Persamaan yang diperoleh yaitu:
Z = 0,717 X1 + 0,847 X2 + 3,107 X3 + 0,420 X4 + 0,998 X5
Keterangan:
Z ≤ 1,23 : Perusahaan tidak sehat
1,23 < Z ≤ 2,90 : Perusahaan dalam kondisi rawan
Z > 2,90 : Perusahaan sehat
2.1.6.2.3 A further revision-Altman Model
Model yang dikembangkan sebelumnya mengalami revisi
yang tujuannya adalah agar model prediksinya tidak hanya
digunakan pada perusahaan manufaktur tetapi juga digunakan pada
selain manufaktur. Model revisi Altman yaitu:
Z = 6,56 X1 + 3,26 X2 + 6,72 X3 + 1,0 X4
Keterangan:
Z ≤ 1,1 : Perusahaan tidak sehat
1,1 < Z ≤ 2,60 : Perusahaan dalam kondisi rawan
Z > 2,60 : Perusahaan sehat
Dalam penelitian ini menggunakan unit penelitian pada
perusahaan bukan perbankan, Sedangkan untuk perbankan
menggunakan analisis CAMEL dengan rasio keuangan adalah
rasio permodalan, rasio kualitas aktiva, rasio rentabilitas, dan rasio
likuiditas. maka dalam penelitian digunakan A further revision-
Alman Model untuk menentukan kondisi financial distress
perbankan.
2.2 Kerangka Pemikiran
Laporan keuangan yang diterbitkan oleh bank merupakan salah
satu sumber informasi mengenai posisi keuangan bank, kinerja serta
perubahan posisi keuangan bank yang sangat berguna untuk mendukung
pengambilan keputusan yang tepat bagi para pengguna laporan keuangan
baik pengguna internal maupun penggunan eksternal. Informasi posisi
keuangan dan kinerja di masa lalu sering kali digunakan sebagai dasar
untuk memprediksi posisi keuangan dan kinerja di masa depan dan sebagai
pertimbangan pengambilan keputusan bagi pengguna internal dan
eksternal, seperti pembayaran deviden upah dan keputusan untuk
menyimpan uang bagi para calon nasabah. Informasi tidak perlu harus
dalam bentuk ramalan eksplisit tetapi kemampuan laporan keuangan untuk
menampilkan informasi tentang transaksi dan peristiwa masa lalu seperti
nilai prediktif laporan laba rugi dapat ditingkatkan kalau pos-pos
penghasilan atau beban yang tidak biasa, abnormal dan jarang terjadi
diungkapkan secara terpisah, (Brigham dan Daver 2008:840).

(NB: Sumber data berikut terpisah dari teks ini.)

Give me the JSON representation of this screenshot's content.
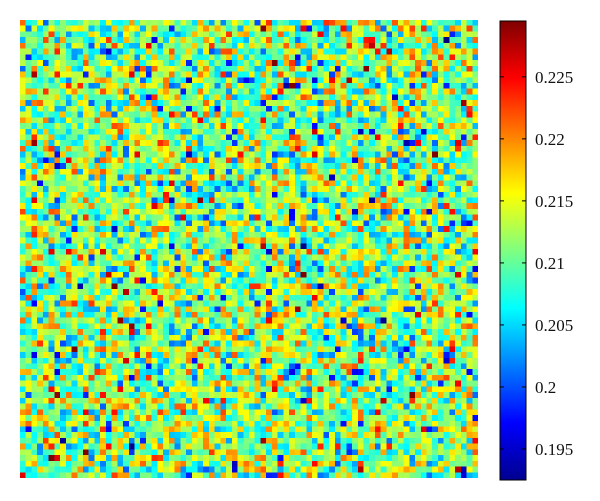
{
  "chart_data": {
    "type": "heatmap",
    "title": "",
    "xlabel": "",
    "ylabel": "",
    "grid": false,
    "rows": 80,
    "cols": 80,
    "value_range": [
      0.1925,
      0.2295
    ],
    "mean": 0.2115,
    "colormap": "jet",
    "colorbar": {
      "position": "right",
      "ticks": [
        0.195,
        0.2,
        0.205,
        0.21,
        0.215,
        0.22,
        0.225
      ],
      "tick_labels": [
        "0.195",
        "0.2",
        "0.205",
        "0.21",
        "0.215",
        "0.22",
        "0.225"
      ]
    },
    "note": "Per-pixel values appear as spatially uncorrelated noise clustered around the mean"
  }
}
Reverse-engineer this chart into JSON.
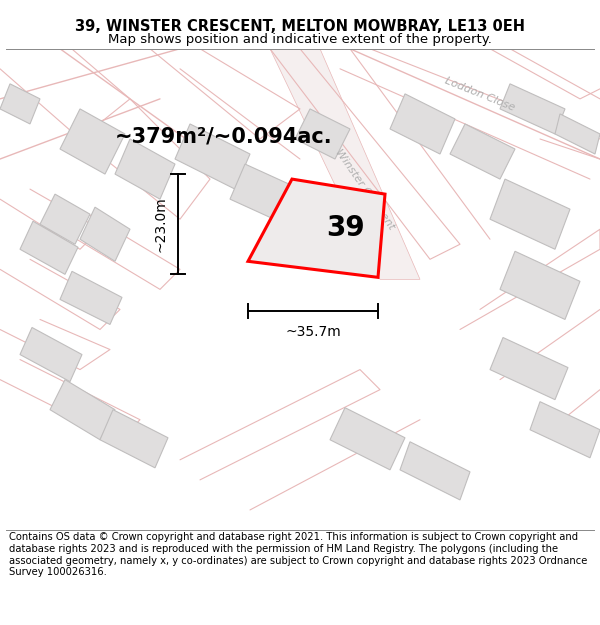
{
  "title": "39, WINSTER CRESCENT, MELTON MOWBRAY, LE13 0EH",
  "subtitle": "Map shows position and indicative extent of the property.",
  "area_label": "~379m²/~0.094ac.",
  "property_number": "39",
  "width_label": "~35.7m",
  "height_label": "~23.0m",
  "footer": "Contains OS data © Crown copyright and database right 2021. This information is subject to Crown copyright and database rights 2023 and is reproduced with the permission of HM Land Registry. The polygons (including the associated geometry, namely x, y co-ordinates) are subject to Crown copyright and database rights 2023 Ordnance Survey 100026316.",
  "map_bg": "#f7f5f5",
  "road_fill": "#f7f0f0",
  "road_edge": "#e8b8b8",
  "building_fill": "#e0dede",
  "building_edge": "#c0bebe",
  "plot_edge": "#ff0000",
  "plot_fill": "#eeebeb",
  "title_fontsize": 10.5,
  "subtitle_fontsize": 9.5,
  "area_fontsize": 15,
  "number_fontsize": 20,
  "measure_fontsize": 10,
  "footer_fontsize": 7.2,
  "street_label_color": "#b0b0b0",
  "street_label_fontsize": 8
}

Rasio yang digunakan sebagai variabel bebas adalah rasio camel,
risiko dalam kasus perbankan (Institut Bankir Indonesia) edisi kedua tahun
1999 dijelaskan bahwa CAMEL adalah aspek yang paling banyak
berpengaruh terhadap kondisi keuangan bank, analisis rasio memberikan
gambaran baik buruknya keadaan atau posisi keuangan suatu bank.
Ada beberapa penelitian terdahulu yang relevan dengan kajian
penelitian yang akan penulis lakukan, diantaranya penelitian yang
dilakukan Luciana Spica Almilia dan Emanuel Kristijadi (2003) dengan
judul ”analisis rasio keuangan untuk memprediksi kondisi financial
distress perusahaan manufaktur yang terdaftar di bursa efek jakarta (BEJ)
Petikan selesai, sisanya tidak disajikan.